It’s too bad that an inexpensive, creative and community-building way to combat speeding traffic in our inner city neighbourhoods risks being tangled in red tape.
Kitchener staff and councillors have recently been examining a scheme proposed by residents on Ahrens and Wilhelm streets to create a unique traffic-calming project to slow traffic in their Mount Hope-Breithaupt Park communities.
The project, approved at council this week, involves residents painting public art on the roadway in hopes the display will make drivers slow down to appreciate their work. The proposal came at a time when the city is overwhelmed with traffic-calming requests from dozens of streets and communities but can afford only to tackle a few projects a year.
Faced with the fact their intersection would not qualify for calming procedures for many years, residents came up with their road-painting proposal, one that has been tried in cities including Halifax and Calgary.
Now, other neighbourhoods including the Mount Hope community in my Ward 9, have expressed interest in the concept which, in the case of Mount-Hope-Breithaupt, was approved by councillors as a one-year pilot project.
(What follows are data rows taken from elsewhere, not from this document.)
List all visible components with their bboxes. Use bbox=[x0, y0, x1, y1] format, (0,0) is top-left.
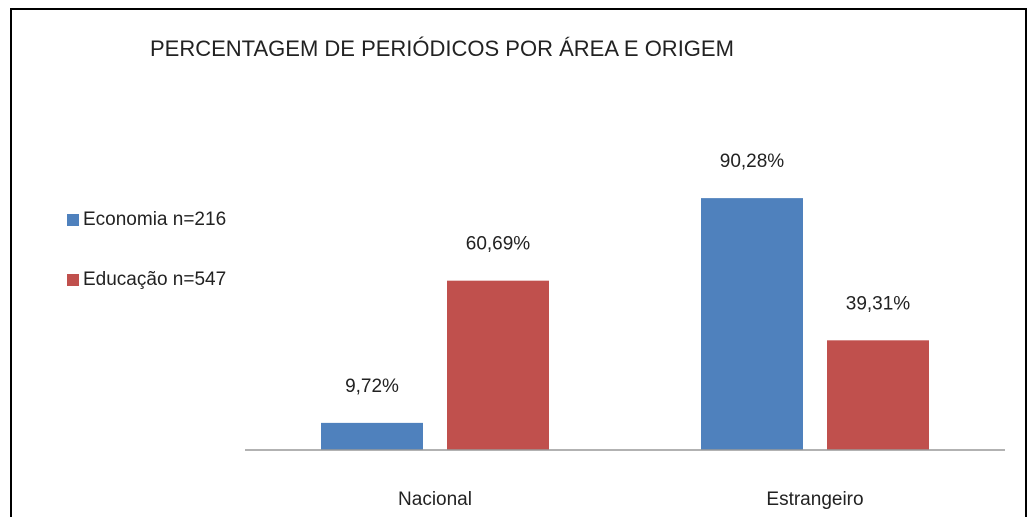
data-label: 90,28% bbox=[720, 151, 785, 172]
data-label: 60,69% bbox=[466, 234, 531, 255]
legend-swatch bbox=[67, 214, 79, 226]
legend-label: Educação n=547 bbox=[83, 269, 226, 290]
frame bbox=[10, 8, 1027, 517]
x-tick-label: Nacional bbox=[398, 489, 472, 510]
data-label: 9,72% bbox=[345, 376, 399, 397]
legend-label: Economia n=216 bbox=[83, 209, 226, 230]
bar bbox=[447, 280, 549, 450]
bar bbox=[321, 422, 423, 450]
x-tick-label: Estrangeiro bbox=[766, 489, 863, 510]
bar bbox=[701, 198, 803, 450]
bar bbox=[827, 340, 929, 450]
data-label: 39,31% bbox=[846, 293, 911, 314]
chart-title: PERCENTAGEM DE PERIÓDICOS POR ÁREA E ORI… bbox=[150, 36, 734, 61]
legend-swatch bbox=[67, 274, 79, 286]
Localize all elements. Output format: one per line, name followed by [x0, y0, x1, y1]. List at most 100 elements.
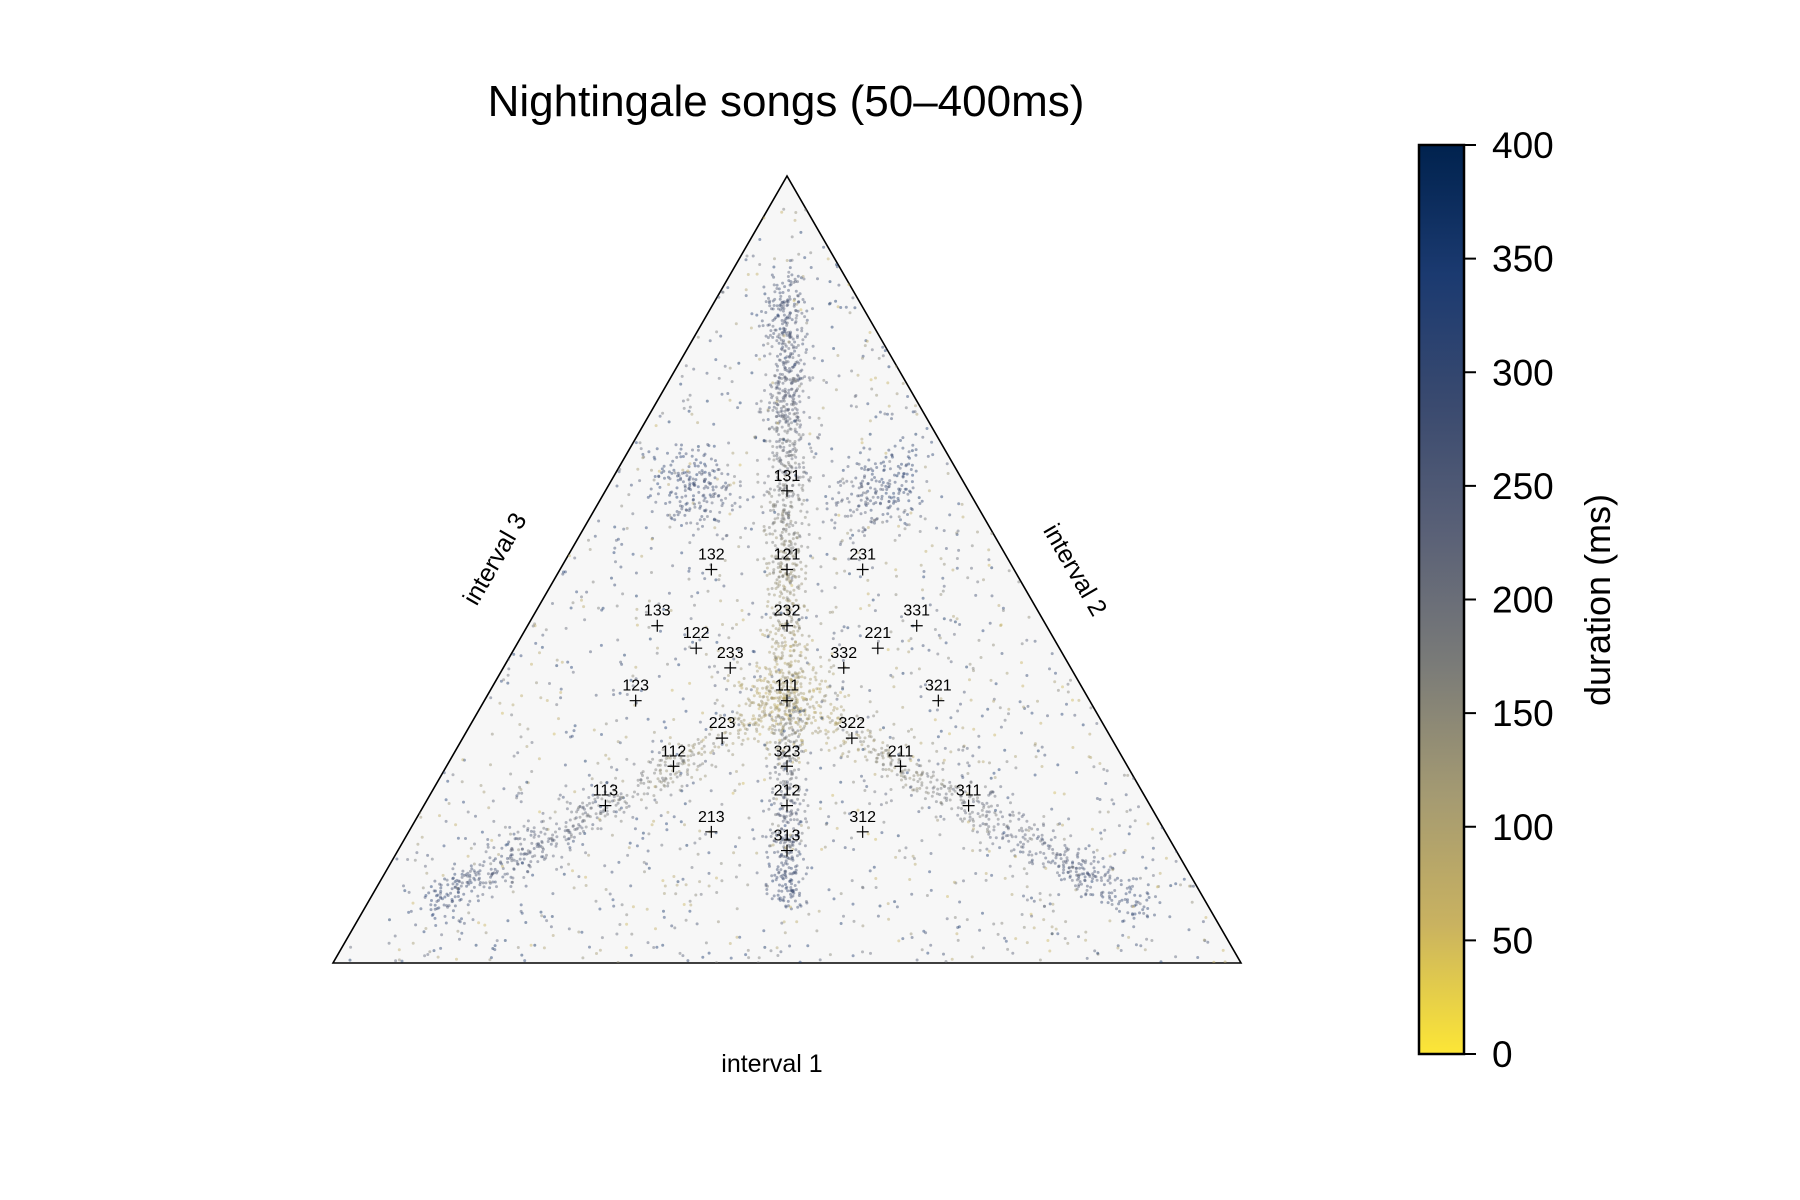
scatter-point [787, 665, 791, 669]
scatter-point [762, 439, 766, 443]
scatter-point [880, 494, 884, 498]
scatter-point [776, 641, 780, 645]
scatter-point [1012, 848, 1016, 852]
scatter-point [698, 763, 702, 767]
scatter-point [801, 389, 805, 393]
scatter-point [792, 304, 796, 308]
scatter-point [856, 504, 860, 508]
scatter-point [778, 671, 782, 675]
scatter-point [651, 757, 655, 761]
scatter-point [1001, 837, 1004, 841]
scatter-point [952, 632, 956, 636]
scatter-point [790, 850, 793, 854]
scatter-point [872, 714, 876, 718]
scatter-point [1113, 878, 1117, 882]
scatter-point [901, 937, 905, 941]
scatter-point [677, 770, 681, 773]
scatter-point [1113, 889, 1117, 892]
scatter-point [599, 781, 603, 785]
scatter-point [925, 480, 929, 483]
scatter-point [931, 770, 935, 774]
scatter-point [726, 472, 730, 476]
scatter-point [832, 347, 836, 350]
scatter-point [823, 845, 827, 849]
scatter-point [931, 453, 935, 457]
scatter-point [764, 713, 768, 717]
scatter-point [769, 329, 773, 333]
scatter-point [768, 799, 772, 803]
scatter-point [649, 487, 653, 491]
scatter-point [676, 762, 680, 766]
scatter-point [792, 740, 796, 744]
scatter-point [765, 747, 769, 750]
scatter-point [834, 801, 838, 805]
scatter-point [773, 374, 777, 378]
scatter-point [1102, 883, 1106, 887]
scatter-point [668, 491, 672, 495]
scatter-point [731, 710, 734, 714]
scatter-point [442, 844, 446, 848]
scatter-point [966, 576, 970, 580]
scatter-point [760, 699, 763, 703]
scatter-point [789, 427, 793, 431]
scatter-point [1125, 900, 1129, 904]
scatter-point [787, 843, 791, 847]
scatter-point [770, 874, 774, 878]
scatter-point [695, 922, 699, 926]
scatter-point [690, 412, 694, 416]
scatter-point [1002, 831, 1006, 835]
scatter-point [793, 400, 796, 404]
scatter-point [794, 698, 798, 702]
scatter-point [866, 728, 870, 732]
scatter-point [801, 483, 805, 487]
scatter-point [771, 686, 775, 690]
scatter-point [631, 795, 635, 799]
scatter-point [613, 525, 617, 529]
scatter-point [770, 710, 774, 714]
scatter-point [836, 722, 840, 725]
scatter-point [790, 809, 793, 813]
scatter-point [675, 495, 679, 499]
scatter-point [684, 502, 688, 506]
scatter-point [921, 770, 925, 774]
scatter-point [1143, 948, 1147, 952]
scatter-point [903, 527, 907, 531]
colorbar-tick-label: 150 [1492, 693, 1554, 734]
scatter-point [884, 792, 888, 796]
scatter-point [747, 956, 751, 960]
scatter-point [831, 497, 834, 501]
scatter-point [825, 381, 828, 384]
scatter-point [686, 768, 690, 772]
scatter-point [625, 793, 629, 797]
scatter-point [790, 812, 794, 816]
scatter-point [647, 780, 650, 784]
scatter-point [776, 556, 780, 559]
scatter-point [451, 899, 455, 903]
scatter-point [433, 916, 437, 920]
scatter-point [1136, 900, 1140, 904]
scatter-point [524, 884, 528, 888]
scatter-point [510, 713, 514, 717]
scatter-point [1010, 835, 1014, 839]
scatter-point [464, 873, 468, 877]
scatter-point [803, 676, 807, 680]
scatter-point [597, 606, 600, 610]
scatter-point [834, 728, 838, 732]
scatter-point [965, 746, 969, 750]
scatter-point [751, 717, 755, 721]
scatter-point [781, 728, 785, 732]
scatter-point [695, 473, 699, 477]
scatter-point [889, 788, 893, 791]
scatter-point [526, 828, 530, 832]
scatter-point [640, 771, 643, 775]
scatter-point [573, 556, 577, 560]
scatter-point [794, 389, 798, 393]
scatter-point [1078, 873, 1081, 877]
scatter-point [607, 757, 611, 761]
scatter-point [753, 737, 756, 741]
scatter-point [713, 664, 716, 668]
scatter-point [824, 728, 828, 732]
scatter-point [779, 838, 783, 842]
scatter-point [794, 848, 798, 852]
scatter-point [773, 374, 777, 378]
Which, in turn, means Kitchener is unlikely to see any other similar projects until late 2015.
The approval comes hand in hand with the predictable gridlock of legal, insurance and other problems associated with a proposal that, among other things, has to be approved by 80 per cent of nearby residents. It will also require an artist facilitator, the collection of traffic data and final approval by transportation, public art and legal officials.
I hope to expand the pilot road-painting pilot and trim some of that red tape so we can encourage other communities to try the concept.